Ray, what are you looking to do with your car's paint? If you are pursuing an original factory look, the NCRS (5th Edition) devotes a couple pages of the manual to under hood paint. Alan's car is spectacular, however, if you are planning to have the car judged, you may want to do a few things differently than is shown these photos, if you want maximum scoring. More importantly, you'll want to do some additional things that are not shown in the photos.
The hood was in place when the under hood blackout was applied, therefore, some blackout paint should be seen on the 2 forward hinges. Higher level judges will look for this.
Blackout on the drip gutter, just forward of the wiper door should show a "soft" break in body/blackout paint. Many of us mask the line at the ends with painter's tape, which gives a hard break from black to body color. In actuality, the line worker at the factory had a hand held mask (cardboard?) that he/she used to stop the blackout from extending past the corner. Accordingly, the line has more of a feathered termination than what masking tape will provide. I've seen cars where the blackout was a straight line, just prior to the corner. I've seen other cars where the blackout was more like a 45* angle in the corner and I've seen one car where one side was straight and the other corner was angled.
In a similar fashion, the bottom side of the hood should show a "soft" break from black to body color below where the weather stripping ends. The same masking practice should be used for maximum duplication to the factory process.
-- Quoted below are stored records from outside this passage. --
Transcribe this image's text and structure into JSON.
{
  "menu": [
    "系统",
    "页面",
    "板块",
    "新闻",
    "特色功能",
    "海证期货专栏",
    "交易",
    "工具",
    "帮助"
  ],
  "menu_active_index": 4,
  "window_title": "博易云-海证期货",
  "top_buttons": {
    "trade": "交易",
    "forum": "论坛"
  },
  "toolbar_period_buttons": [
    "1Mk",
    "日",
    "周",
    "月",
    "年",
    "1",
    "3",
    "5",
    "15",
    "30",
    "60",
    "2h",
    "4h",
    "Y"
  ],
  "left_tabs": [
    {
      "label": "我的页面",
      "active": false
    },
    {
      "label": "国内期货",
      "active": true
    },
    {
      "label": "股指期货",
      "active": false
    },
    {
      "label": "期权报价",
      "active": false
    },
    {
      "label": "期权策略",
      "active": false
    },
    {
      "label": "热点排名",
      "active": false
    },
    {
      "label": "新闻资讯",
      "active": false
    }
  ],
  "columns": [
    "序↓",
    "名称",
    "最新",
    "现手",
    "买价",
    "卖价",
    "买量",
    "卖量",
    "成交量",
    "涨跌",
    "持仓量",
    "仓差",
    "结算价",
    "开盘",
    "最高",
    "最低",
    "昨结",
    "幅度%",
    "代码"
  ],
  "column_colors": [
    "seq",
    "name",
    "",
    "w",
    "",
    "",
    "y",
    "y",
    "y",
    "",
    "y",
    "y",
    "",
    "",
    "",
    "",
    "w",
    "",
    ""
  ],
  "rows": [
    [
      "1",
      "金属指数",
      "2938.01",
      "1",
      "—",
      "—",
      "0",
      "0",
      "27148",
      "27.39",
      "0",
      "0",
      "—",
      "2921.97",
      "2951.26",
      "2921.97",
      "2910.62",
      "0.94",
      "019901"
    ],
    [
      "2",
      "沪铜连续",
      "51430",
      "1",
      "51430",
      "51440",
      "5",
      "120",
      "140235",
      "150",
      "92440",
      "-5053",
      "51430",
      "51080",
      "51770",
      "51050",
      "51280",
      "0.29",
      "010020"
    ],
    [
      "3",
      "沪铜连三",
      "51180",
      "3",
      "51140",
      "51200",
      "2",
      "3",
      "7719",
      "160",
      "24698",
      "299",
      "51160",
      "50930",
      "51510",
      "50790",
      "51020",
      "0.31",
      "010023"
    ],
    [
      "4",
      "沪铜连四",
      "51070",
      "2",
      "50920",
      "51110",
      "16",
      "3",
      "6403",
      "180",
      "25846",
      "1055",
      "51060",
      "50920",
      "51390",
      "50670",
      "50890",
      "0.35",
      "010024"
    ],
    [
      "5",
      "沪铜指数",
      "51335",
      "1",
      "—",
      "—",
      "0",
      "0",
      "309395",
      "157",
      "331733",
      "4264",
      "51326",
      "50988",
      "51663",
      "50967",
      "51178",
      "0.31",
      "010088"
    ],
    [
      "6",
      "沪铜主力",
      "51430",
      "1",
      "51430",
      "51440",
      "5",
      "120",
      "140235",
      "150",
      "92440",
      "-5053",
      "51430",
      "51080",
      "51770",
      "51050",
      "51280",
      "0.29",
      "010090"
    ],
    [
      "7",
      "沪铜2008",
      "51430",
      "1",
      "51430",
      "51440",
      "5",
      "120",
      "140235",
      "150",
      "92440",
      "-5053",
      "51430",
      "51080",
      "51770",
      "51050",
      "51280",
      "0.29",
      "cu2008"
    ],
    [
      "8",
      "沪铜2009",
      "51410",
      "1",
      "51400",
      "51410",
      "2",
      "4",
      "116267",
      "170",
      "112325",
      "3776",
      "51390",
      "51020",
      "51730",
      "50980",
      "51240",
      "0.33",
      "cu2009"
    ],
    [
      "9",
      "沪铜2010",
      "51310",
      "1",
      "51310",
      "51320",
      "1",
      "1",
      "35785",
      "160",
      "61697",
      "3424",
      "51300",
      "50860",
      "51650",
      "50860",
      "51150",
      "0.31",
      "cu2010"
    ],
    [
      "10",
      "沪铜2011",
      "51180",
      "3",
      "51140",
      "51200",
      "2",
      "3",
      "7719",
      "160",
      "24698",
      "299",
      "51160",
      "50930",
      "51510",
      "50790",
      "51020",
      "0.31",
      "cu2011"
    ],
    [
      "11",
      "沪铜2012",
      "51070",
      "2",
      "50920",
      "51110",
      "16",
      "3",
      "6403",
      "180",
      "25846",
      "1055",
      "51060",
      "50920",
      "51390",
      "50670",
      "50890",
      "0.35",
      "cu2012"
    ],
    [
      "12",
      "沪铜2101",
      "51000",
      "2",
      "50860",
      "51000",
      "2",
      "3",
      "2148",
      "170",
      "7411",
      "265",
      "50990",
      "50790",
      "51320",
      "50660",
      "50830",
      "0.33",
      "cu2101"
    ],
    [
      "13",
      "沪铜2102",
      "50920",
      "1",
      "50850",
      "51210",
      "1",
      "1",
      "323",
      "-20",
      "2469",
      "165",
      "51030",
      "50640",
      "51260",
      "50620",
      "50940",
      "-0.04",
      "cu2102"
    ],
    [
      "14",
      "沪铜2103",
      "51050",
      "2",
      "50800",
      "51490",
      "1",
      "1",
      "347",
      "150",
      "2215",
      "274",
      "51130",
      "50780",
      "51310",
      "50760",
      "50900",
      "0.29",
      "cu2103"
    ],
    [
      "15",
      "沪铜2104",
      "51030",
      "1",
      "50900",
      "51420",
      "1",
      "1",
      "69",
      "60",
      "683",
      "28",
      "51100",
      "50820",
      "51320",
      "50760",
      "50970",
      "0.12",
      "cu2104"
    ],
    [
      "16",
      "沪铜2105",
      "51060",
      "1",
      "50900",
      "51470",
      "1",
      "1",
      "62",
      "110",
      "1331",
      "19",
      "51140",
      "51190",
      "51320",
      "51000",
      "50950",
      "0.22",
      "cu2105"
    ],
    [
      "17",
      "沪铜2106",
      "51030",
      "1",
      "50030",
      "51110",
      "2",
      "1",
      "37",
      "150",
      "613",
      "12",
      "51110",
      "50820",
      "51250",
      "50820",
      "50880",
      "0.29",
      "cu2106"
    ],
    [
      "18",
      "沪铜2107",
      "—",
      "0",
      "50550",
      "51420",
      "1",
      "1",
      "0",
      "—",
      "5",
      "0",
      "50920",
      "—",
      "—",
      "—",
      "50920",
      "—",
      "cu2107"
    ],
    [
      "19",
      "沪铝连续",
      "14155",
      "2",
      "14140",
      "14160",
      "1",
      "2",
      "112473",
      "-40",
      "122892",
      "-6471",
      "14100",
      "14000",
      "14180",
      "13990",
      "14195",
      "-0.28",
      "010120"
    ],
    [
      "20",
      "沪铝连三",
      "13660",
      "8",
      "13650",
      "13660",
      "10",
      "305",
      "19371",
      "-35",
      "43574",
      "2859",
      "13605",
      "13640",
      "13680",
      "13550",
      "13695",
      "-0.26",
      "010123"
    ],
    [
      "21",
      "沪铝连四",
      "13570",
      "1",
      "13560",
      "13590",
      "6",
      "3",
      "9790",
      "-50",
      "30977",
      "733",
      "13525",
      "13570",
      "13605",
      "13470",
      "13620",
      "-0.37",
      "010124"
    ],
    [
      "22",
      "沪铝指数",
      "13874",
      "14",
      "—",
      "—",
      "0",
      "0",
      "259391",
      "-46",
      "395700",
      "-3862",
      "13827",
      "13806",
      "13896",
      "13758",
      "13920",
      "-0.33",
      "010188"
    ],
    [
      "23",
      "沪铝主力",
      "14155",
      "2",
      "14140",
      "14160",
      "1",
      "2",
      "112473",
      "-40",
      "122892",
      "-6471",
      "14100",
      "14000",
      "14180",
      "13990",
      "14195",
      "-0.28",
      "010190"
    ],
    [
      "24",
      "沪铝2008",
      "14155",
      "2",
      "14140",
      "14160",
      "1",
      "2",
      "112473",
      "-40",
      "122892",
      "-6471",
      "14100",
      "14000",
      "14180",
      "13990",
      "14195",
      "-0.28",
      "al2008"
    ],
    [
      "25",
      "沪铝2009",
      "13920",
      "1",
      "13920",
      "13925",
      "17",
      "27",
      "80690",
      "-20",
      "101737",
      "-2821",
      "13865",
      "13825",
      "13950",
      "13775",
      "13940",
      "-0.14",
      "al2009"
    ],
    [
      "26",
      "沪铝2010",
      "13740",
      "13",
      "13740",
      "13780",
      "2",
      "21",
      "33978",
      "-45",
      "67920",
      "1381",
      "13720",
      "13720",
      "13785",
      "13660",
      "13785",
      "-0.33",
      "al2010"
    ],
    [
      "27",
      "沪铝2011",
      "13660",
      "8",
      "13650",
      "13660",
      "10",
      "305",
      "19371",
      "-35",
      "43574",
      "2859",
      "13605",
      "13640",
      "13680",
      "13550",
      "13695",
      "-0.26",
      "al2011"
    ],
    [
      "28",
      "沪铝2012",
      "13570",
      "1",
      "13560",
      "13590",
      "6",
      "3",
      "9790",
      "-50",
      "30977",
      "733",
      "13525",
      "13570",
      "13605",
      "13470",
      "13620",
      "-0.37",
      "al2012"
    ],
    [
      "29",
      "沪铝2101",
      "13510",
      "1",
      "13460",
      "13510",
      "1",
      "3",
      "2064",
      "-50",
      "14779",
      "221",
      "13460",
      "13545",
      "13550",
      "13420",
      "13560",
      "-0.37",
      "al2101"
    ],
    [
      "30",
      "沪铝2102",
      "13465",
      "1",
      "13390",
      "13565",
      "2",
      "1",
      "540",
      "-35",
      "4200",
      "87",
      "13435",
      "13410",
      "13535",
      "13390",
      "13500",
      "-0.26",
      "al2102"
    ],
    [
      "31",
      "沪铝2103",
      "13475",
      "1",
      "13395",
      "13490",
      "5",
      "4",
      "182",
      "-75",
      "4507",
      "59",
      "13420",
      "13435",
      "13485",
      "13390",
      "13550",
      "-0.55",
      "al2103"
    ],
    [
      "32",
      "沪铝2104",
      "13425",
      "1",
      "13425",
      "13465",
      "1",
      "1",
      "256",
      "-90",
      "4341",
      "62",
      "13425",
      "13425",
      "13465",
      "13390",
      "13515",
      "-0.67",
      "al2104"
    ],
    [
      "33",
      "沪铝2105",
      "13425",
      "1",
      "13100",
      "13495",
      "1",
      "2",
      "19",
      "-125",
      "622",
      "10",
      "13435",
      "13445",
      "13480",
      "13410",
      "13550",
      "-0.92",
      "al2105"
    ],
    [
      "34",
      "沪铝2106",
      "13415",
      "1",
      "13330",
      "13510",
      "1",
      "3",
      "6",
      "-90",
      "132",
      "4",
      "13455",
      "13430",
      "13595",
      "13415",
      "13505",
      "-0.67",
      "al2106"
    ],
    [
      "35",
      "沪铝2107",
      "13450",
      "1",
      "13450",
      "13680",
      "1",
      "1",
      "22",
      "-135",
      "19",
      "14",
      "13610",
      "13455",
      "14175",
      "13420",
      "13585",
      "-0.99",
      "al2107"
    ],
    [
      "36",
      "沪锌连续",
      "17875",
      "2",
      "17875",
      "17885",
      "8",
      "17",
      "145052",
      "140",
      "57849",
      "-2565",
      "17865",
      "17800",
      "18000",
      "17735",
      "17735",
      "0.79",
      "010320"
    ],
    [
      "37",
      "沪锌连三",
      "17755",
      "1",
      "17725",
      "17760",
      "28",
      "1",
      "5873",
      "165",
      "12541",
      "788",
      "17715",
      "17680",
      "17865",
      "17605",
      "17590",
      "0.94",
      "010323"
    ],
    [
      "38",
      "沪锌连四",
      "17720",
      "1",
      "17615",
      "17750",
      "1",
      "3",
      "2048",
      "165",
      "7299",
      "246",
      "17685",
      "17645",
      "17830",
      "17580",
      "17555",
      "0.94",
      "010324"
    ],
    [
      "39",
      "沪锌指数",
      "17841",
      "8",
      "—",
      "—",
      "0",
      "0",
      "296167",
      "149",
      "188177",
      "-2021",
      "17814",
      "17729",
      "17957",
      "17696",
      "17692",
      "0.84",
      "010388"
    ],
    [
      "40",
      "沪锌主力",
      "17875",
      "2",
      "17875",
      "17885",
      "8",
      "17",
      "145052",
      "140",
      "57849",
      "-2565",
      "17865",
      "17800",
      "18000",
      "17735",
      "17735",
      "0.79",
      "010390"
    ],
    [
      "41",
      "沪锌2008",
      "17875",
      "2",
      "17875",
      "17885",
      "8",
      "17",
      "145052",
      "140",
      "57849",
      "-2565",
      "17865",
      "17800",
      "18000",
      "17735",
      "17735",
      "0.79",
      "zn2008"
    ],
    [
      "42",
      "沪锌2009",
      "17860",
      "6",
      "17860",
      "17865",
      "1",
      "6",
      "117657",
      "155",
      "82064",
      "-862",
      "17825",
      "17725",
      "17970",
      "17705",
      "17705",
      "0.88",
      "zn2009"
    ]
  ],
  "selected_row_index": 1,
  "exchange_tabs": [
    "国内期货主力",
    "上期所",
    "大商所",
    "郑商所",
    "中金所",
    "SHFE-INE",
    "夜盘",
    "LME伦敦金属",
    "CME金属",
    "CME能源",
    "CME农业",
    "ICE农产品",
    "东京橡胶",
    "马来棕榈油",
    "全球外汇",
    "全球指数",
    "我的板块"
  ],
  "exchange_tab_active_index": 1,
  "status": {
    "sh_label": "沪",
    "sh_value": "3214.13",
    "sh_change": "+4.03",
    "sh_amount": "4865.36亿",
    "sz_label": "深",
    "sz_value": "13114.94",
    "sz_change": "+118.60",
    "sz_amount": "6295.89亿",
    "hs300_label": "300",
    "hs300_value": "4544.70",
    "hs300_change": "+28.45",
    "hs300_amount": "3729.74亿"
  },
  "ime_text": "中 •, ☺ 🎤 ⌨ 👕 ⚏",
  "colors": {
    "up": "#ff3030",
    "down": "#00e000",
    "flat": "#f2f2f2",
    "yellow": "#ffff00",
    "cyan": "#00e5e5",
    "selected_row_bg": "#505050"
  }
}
If you are looking to best replicate a factory look (albeit inferior in appearance vs a show look), I strongly recommend you get yourself a copy of the latest NCRS Judging Guide. There are many detailed photos of this area as well as all around the car too. For example, did you know that the door jambs were not polished to a high gloss as was the body? Shiny jambs is an obvious sign of deviation from the factory look.
If you are looking for a truly beautiful specimen, you may not want to replicate the factory look. Just trying to share some of the details here with/for you in hopes it helps.